F. N. H. : On vous a certainement posé cette question à maintes reprises : dans quelles conditions réglementaires et fiscales évolue le métier ?
H. T. : Il est important de rappeler qu'il y a deux métiers différents de la location, à savoir la location à court terme et la location à long terme.
Pourtant, le métier est considéré comme un seul métier au niveau du Maroc. Et à l'origine, les textes réglementaires ont été conçus pour la location courte durée. Donc, il y a des choses qui ne s'appliquent pas à nous mais qui mettent des freins à notre activité.
Notamment la visite technique tous les six mois qui a un très grand sens dans la location à court terme où les véhicules sont loués au grand public.

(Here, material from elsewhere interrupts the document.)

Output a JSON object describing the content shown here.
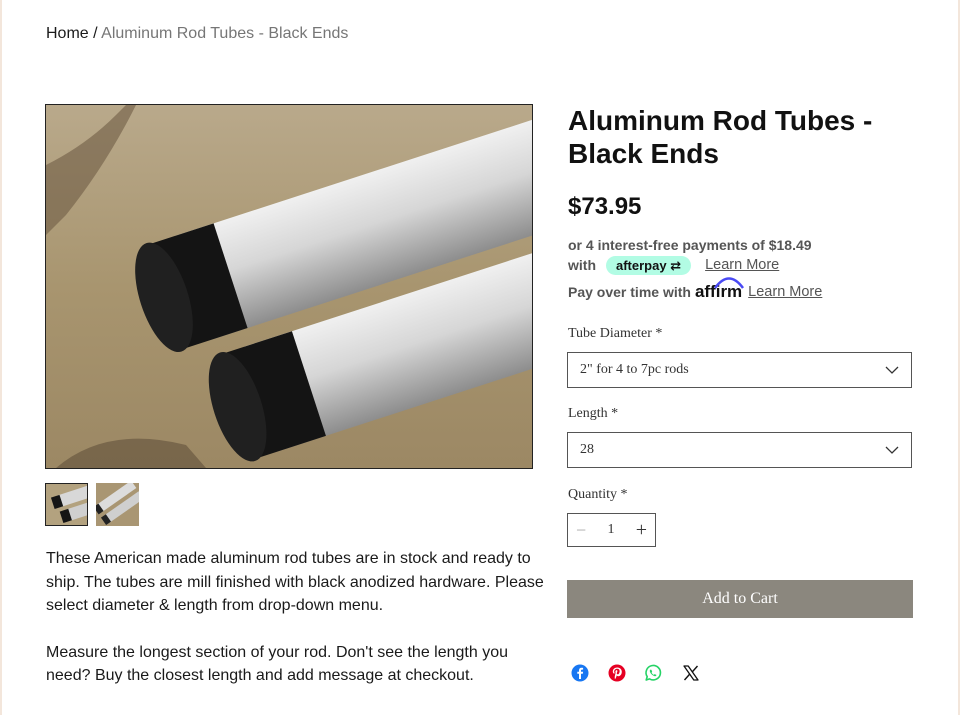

En revanche, pour nous, le véhicule reste trois ou quatre ans dans la même société, comme si on faisait un leasing ou si la société achetait son véhicule ; une visite technique tous les six mois n'a pas de sens.
Pareil pour l'autorisation de circulation qui dure un an et qu'il faut renouveler. C'est souhaitable pour le court terme, mais pour le long terme, elle doit être valable au moins pendant la durée du contrat de location. Ce sont des choses pas compliquées, mais ce sont des freins et des coûts en plus avec des tracasseries administratives quand on a 1.700 autorisations à refaire, 1.700 vignettes...
F. N.H. : Pensez-vous que le Maroc est prêt à accueillir la location longue durée pour particuliers ?
H. T. : Je pense que le marché n'est pas prêt. Il n'est pas encore mature au niveau des PME; il est mature au niveau des grandes entreprises et on s'aperçoit encore que ce n'est pas le cas pour toutes. On a un taux de pénétration assez faible sur le marché des PME. Il y a d'autres freins à la LLD pour particuliers, je ne pense pas que les particuliers soient facturés de toute la TVA sur les garages pour les réparations. Il y a l'aspect risque: quand on loue,nous avons en face des clients qui payent, d'autres qui ne payent pas, alors faire du recouvrement sur les particuliers, c'est difficile.
Et puis, le marché n'est pas structuré pour recevoir ce genre de location.